Hikmat menjadi pohon kehidupan bagi orang yang memegangnya. –Amsal 3:18
Baca: Amsal 3:13-18
Ketika pencari emas, Edward Jackson, berangkat ke California pada masa Demam Emas Besar di Amerika Serikat, catatan hariannya tertanggal 20 Mei 1849 berisi keluhan atas perjalanannya yang berat di atas pedati, suatu pengalaman yang sarat penyakit dan kematian. “Oh, jangan tinggalkan tulang-tulangku di sini,” tulisnya. “Jika mungkin, makamkan tulang-tulangku di kampung halamanku.” Pencari emas lain, John Walker, menulis, “Ini pertaruhan terbesar yang dapat ditempuh manusia . . . saya tidak menganjurkan siapa pun untuk ikut.”

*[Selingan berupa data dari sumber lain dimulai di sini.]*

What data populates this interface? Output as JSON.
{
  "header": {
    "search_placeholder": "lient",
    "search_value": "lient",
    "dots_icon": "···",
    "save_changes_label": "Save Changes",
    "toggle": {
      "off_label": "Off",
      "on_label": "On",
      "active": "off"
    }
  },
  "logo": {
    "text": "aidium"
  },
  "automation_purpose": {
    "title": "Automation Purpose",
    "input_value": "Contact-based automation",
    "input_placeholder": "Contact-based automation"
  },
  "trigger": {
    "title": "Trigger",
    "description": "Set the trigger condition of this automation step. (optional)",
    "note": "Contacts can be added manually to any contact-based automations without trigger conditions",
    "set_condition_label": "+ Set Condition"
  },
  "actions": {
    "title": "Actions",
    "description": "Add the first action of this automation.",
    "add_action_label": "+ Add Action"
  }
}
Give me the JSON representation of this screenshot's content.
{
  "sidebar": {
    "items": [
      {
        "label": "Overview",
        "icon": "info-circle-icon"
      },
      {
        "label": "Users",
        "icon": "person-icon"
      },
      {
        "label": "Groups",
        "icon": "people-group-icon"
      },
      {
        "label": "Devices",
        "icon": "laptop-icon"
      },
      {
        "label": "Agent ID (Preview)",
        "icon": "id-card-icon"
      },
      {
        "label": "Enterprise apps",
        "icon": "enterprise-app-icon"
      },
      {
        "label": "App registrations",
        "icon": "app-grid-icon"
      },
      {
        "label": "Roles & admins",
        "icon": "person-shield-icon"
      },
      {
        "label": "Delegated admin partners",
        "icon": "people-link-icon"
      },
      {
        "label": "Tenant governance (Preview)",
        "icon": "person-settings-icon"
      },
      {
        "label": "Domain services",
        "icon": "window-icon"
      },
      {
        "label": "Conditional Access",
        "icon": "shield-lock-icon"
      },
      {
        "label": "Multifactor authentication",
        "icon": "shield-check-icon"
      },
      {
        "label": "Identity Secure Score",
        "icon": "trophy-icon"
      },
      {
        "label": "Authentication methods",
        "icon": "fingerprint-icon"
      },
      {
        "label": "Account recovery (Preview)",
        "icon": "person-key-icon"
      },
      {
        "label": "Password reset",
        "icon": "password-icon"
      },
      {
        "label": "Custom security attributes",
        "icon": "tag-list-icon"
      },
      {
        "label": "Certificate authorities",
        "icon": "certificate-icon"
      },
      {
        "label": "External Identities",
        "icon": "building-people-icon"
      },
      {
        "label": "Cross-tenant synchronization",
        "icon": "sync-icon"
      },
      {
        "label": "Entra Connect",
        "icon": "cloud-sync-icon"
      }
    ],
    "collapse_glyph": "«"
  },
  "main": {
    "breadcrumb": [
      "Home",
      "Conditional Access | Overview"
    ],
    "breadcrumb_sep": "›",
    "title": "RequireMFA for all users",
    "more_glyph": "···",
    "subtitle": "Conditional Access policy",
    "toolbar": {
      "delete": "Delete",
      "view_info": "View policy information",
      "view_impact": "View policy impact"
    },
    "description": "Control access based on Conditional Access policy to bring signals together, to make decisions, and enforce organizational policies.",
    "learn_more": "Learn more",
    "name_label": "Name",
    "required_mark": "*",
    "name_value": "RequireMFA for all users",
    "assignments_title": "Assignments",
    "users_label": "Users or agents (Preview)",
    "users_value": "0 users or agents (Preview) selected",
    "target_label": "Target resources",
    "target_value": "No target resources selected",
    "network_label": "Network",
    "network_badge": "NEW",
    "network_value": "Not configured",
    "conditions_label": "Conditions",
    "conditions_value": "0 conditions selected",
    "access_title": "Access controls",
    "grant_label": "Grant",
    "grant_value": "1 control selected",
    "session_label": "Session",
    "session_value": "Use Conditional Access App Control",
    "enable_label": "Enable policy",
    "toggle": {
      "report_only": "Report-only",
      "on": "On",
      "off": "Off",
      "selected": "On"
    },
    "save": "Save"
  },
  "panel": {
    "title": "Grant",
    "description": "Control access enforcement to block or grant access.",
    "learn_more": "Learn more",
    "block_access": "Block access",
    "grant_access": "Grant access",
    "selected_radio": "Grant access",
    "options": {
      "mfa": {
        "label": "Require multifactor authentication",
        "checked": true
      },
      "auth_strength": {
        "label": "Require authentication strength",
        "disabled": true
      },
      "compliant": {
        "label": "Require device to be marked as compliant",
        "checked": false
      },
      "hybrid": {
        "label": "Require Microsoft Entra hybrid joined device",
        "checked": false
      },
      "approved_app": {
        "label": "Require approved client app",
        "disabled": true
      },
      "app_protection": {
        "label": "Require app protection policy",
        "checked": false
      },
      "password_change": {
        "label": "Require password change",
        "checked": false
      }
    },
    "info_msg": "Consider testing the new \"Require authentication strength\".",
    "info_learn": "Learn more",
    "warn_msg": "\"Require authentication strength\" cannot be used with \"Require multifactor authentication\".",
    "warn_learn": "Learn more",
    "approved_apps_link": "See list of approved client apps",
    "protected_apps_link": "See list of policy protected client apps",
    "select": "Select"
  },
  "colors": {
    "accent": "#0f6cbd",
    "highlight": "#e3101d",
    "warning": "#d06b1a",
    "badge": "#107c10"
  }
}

Walker akhirnya berhasil pulang dan sukses dalam bidang pertanian, peternakan, dan politik. Ketika seorang anggota keluarga membawa surat-surat Walker yang telah menguning ke program televisi Antiques Roadshow, surat-surat tersebut ditaksir bernilai ribuan dolar. Pemandu acara berkata, “Jadi bisa dibilang ia berhasil memperoleh sesuatu yang berharga dari Demam Emas itu, yaitu surat-suratnya.”
Terlebih lagi, Walker dan Jackson pulang setelah memperoleh hikmat yang membuat mereka memilih kehidupan yang lebih praktis. Pertimbangkanlah kata-kata hikmat Raja Salomo, “Berbahagialah orang yang mendapat hikmat . . . [Hikmat] menjadi pohon kehidupan bagi orang yang memegangnya” (Ams. 3:13,18). Keuntungan dari keputusan yang bijak “melebihi keuntungan perak, dan hasilnya melebihi emas” (ay. 14), menjadikan hikmat lebih berharga daripada apa pun yang dapat diinginkan manusia (ay. 15).
“Umur panjang ada di tangan kanannya . . . segala jalannya sejahtera semata-mata” (ay. 16-17). Oleh karena itu, kita ditantang untuk berpegang teguh pada hikmat, bukan keinginan duniawi. Itulah jalan yang diberkati Allah.
Oleh: Patricia Raybon
Renungkan dan Doakan
Keinginan duniawi apa yang selama ini Anda kejar dalam hidup? Sebaliknya, ke manakah jalan hikmat dapat membawa Anda?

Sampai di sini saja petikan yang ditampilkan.